Noise reduction in MR angiography with nonlinear anisotropic filtering.

Abstract

To evaluate three-dimensional nonlinear anisotropic filtering in suppressing image noise in high spatial resolution magnetic resonance angiograms (MRA) acquired with hybrid undersampled projection reconstruction and phase contrast vastly undersampled isotropic projection reconstruction (PC-VIPR). Three-dimensional nonlinear anisotropic filtering was quantitatively analyzed and evaluated through the measurement of contrast to noise ratio (CNR) in PC-VIPR images and contrast enhanced peripheral MRA images.
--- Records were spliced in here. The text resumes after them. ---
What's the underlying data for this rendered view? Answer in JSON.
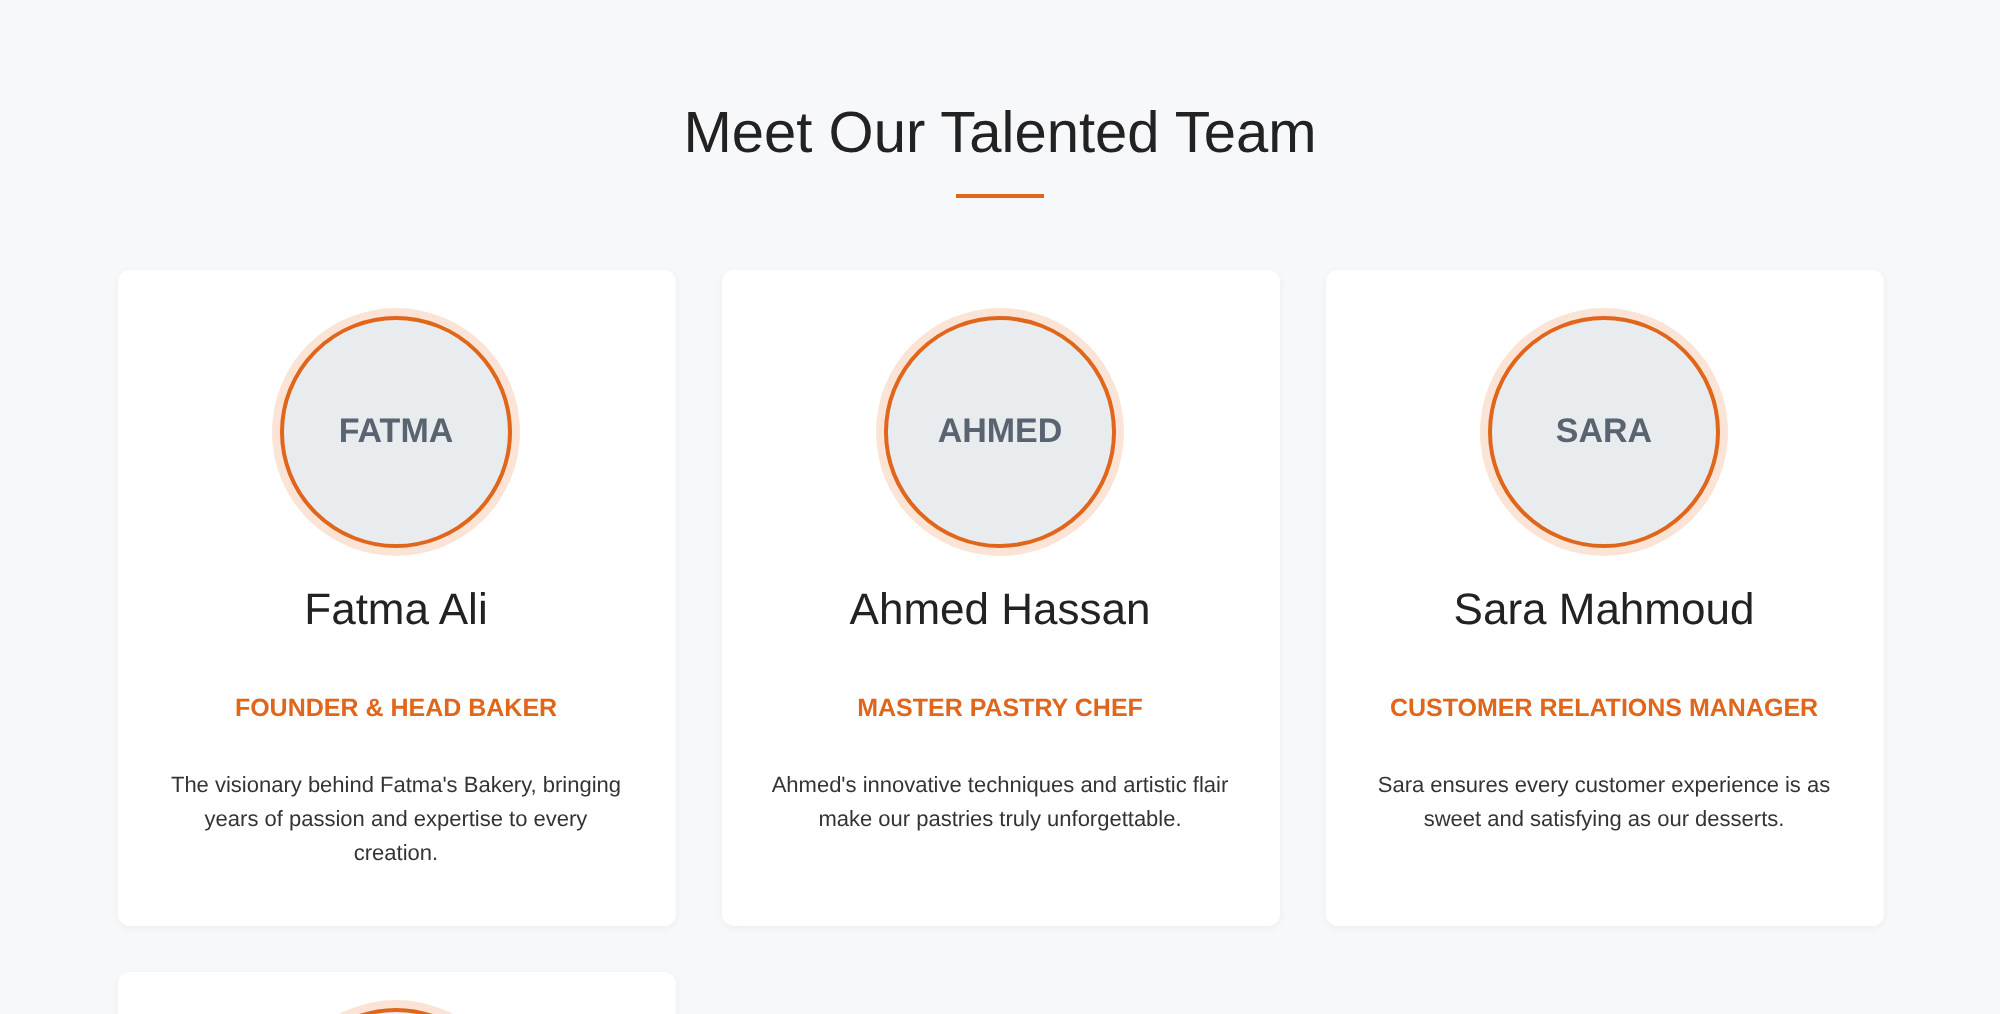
{
  "heading": "Meet Our Talented Team",
  "members": [
    {
      "kind": "full",
      "initials": "FATMA",
      "name": "Fatma Ali",
      "role": "FOUNDER & HEAD BAKER",
      "bio": "The visionary behind Fatma's Bakery, bringing years of passion and expertise to every creation."
    },
    {
      "kind": "full",
      "initials": "AHMED",
      "name": "Ahmed Hassan",
      "role": "MASTER PASTRY CHEF",
      "bio": "Ahmed's innovative techniques and artistic flair make our pastries truly unforgettable."
    },
    {
      "kind": "full",
      "initials": "SARA",
      "name": "Sara Mahmoud",
      "role": "CUSTOMER RELATIONS MANAGER",
      "bio": "Sara ensures every customer experience is as sweet and satisfying as our desserts."
    },
    {
      "kind": "cut"
    }
  ]
}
To filter MRA images with ultra-high spatial resolution and poor CNR, a spatial frequency dependent nonlinear anisotropic filtering algorithm was proposed that uses two-step processing to filter the whole spatial frequency data. Three-dimensional nonlinear anisotropic filtering was shown to be effective in suppressing noise and improving CNR in MRA with isotropic spatial resolution. Higher CNR was achieved using spatial frequency dependent nonlinear anisotropic filtering. A typical CNR gain of between 50-100% was shown in our studies. Three-dimensional nonlinear anisotropic filtering significantly improved CNR in MRA images with isotropic spatial resolution. Spatial frequency dependent nonlinear anisotropic filtering further improved CNR for MRA images with ultra-high spatial resolution and low CNR.